Sì, forse Giulia non sarà pure la tipica italiana, tuttavia l’ho trovata, anche in rapporto alla sua giovane età, un grande esempio per molti nostri connazionali più anziani, anche in Patria.

Nel quarto capitolo andremo alla scoperta della principale istituzione italiana in Germania, l’Ambasciata d’Italia a Berlino: LEGGI QUI

Questo articolo fa parte dell’inchiesta “Einwanderer – L’immigrazione italiana (e non solo) in Germania” realizzata da Alessandro Brogani nel luglio 2014. Clicca qui per leggere la prefazione e sfogliarla capitolo per capitolo.

4 COMMENTS

  1. Intervistate anche coloro che dal “BEL PAESE” si trasferiscono in Germania per cercare fortuna grazie a sussidi statali, derubando lo Stato Tedesco che li accoglie ne conosco tanti troppi credetemi ed è uno schifo.

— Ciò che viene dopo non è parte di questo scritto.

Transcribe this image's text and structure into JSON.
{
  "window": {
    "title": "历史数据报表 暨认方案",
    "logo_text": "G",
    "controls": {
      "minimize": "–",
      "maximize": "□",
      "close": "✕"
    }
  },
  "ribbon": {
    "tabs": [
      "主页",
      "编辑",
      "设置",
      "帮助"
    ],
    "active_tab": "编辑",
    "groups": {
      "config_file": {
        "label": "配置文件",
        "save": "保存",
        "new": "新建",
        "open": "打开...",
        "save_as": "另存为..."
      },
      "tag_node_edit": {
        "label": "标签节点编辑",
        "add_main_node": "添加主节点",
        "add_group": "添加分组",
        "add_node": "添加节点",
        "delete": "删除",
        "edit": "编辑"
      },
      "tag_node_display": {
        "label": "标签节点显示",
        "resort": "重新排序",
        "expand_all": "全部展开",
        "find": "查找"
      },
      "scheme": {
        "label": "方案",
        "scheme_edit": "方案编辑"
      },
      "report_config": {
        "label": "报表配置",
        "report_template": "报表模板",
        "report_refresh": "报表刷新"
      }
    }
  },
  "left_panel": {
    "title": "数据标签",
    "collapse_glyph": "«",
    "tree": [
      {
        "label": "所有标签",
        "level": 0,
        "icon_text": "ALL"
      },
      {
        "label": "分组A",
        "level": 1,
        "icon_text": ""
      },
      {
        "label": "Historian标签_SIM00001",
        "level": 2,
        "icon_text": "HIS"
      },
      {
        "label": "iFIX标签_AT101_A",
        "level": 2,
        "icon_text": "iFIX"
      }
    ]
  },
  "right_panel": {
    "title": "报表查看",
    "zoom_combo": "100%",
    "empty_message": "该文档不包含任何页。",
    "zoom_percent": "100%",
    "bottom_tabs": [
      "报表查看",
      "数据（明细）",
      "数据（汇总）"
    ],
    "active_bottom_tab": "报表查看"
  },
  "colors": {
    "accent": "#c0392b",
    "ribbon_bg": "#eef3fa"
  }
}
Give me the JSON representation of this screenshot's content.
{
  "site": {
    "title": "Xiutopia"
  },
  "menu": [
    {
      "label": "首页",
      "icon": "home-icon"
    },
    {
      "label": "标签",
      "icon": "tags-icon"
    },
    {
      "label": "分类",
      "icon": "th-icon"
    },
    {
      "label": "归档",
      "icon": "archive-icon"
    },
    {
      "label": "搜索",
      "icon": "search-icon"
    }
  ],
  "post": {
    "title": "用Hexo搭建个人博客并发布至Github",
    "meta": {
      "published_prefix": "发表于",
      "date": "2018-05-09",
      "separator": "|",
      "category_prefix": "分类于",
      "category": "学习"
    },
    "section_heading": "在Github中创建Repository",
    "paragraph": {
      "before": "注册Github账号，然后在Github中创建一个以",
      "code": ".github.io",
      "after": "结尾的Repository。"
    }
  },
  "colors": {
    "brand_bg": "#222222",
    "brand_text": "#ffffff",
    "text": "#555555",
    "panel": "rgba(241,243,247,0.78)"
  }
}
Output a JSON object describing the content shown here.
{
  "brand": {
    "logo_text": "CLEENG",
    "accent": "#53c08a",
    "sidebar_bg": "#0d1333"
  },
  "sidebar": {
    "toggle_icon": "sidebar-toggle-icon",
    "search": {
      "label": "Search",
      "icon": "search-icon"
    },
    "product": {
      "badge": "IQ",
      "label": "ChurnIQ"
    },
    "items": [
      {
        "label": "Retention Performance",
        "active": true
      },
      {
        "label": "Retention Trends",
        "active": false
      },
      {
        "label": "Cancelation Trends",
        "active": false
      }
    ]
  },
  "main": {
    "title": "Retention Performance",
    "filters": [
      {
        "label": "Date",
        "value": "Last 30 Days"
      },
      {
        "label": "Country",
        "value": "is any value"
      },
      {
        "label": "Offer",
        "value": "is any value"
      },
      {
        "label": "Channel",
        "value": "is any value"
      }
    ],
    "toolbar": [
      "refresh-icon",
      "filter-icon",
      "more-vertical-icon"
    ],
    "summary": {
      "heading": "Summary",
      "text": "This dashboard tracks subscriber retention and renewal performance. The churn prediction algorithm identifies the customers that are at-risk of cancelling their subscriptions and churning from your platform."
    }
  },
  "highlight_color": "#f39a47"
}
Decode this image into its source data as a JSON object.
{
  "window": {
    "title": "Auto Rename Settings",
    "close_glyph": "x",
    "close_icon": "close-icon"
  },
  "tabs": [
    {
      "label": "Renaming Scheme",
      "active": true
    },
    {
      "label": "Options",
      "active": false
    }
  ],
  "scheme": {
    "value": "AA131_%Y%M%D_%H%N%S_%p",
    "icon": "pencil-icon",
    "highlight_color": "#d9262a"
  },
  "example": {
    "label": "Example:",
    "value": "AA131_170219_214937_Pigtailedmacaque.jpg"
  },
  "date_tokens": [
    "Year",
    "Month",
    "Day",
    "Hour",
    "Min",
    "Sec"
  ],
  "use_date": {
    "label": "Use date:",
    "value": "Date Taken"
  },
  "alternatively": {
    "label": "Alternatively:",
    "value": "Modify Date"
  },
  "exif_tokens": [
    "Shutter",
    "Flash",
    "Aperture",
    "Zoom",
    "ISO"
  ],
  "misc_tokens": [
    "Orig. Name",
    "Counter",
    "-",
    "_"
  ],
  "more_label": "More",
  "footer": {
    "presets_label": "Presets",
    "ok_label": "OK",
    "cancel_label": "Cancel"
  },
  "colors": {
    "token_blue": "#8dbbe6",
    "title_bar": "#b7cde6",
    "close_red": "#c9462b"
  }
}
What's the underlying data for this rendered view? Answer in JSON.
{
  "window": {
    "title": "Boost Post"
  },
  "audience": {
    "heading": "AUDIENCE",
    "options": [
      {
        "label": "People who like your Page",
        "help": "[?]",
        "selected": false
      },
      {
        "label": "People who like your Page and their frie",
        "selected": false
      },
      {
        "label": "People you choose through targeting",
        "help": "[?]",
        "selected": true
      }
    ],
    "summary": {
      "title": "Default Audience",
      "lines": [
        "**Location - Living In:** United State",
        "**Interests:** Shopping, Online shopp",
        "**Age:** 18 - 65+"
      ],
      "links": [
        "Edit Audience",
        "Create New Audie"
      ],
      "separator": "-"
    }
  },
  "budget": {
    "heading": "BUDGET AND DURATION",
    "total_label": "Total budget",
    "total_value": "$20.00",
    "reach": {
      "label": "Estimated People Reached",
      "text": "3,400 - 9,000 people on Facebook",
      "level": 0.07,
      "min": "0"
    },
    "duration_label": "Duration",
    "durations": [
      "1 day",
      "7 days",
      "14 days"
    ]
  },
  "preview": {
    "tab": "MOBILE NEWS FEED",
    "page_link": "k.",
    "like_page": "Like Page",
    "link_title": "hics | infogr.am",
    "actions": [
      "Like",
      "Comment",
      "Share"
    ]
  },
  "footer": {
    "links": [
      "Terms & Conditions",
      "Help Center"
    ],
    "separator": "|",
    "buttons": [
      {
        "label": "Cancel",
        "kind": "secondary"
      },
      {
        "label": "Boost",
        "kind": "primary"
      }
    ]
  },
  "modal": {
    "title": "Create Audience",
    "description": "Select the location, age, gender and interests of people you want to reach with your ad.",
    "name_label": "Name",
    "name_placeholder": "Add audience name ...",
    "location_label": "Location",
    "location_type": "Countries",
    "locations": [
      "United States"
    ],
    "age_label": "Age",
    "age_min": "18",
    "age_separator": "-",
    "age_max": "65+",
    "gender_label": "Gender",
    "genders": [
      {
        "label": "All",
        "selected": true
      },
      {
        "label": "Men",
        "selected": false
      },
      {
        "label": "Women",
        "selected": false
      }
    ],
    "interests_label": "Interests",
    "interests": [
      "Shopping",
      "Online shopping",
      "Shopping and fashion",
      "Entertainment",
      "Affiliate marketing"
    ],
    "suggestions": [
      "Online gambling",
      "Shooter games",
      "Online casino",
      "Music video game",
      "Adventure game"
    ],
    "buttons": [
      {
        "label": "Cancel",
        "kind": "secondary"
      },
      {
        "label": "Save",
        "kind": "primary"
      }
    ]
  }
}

  2. Gentile sig. Leone, ci segua anche nelle prossime “puntate”. Vedrà che l’argomento da lei esposto è stato preso in considerazione.
    Cordiali saluti

  3. Beate loro che non hanno problemi di integrazione. Io lavoro per una ditta italiana che ha una filiale vicino Dresda, e non avete idea di tutte le frasi molto poco gentili che sento tutti i giorni… perchè i capi sono italiani, e i fornitori italiani sono sempre in ritardo (anche quelli tedeschi, ma questo non si dice), e se c’è qualcosa di “strano” nel sistema è per via della “logica italiana” ecc ecc…. Altro che persone aperte e disponibili e accoglienti….. quelle le posso contare sulle dite di una mano.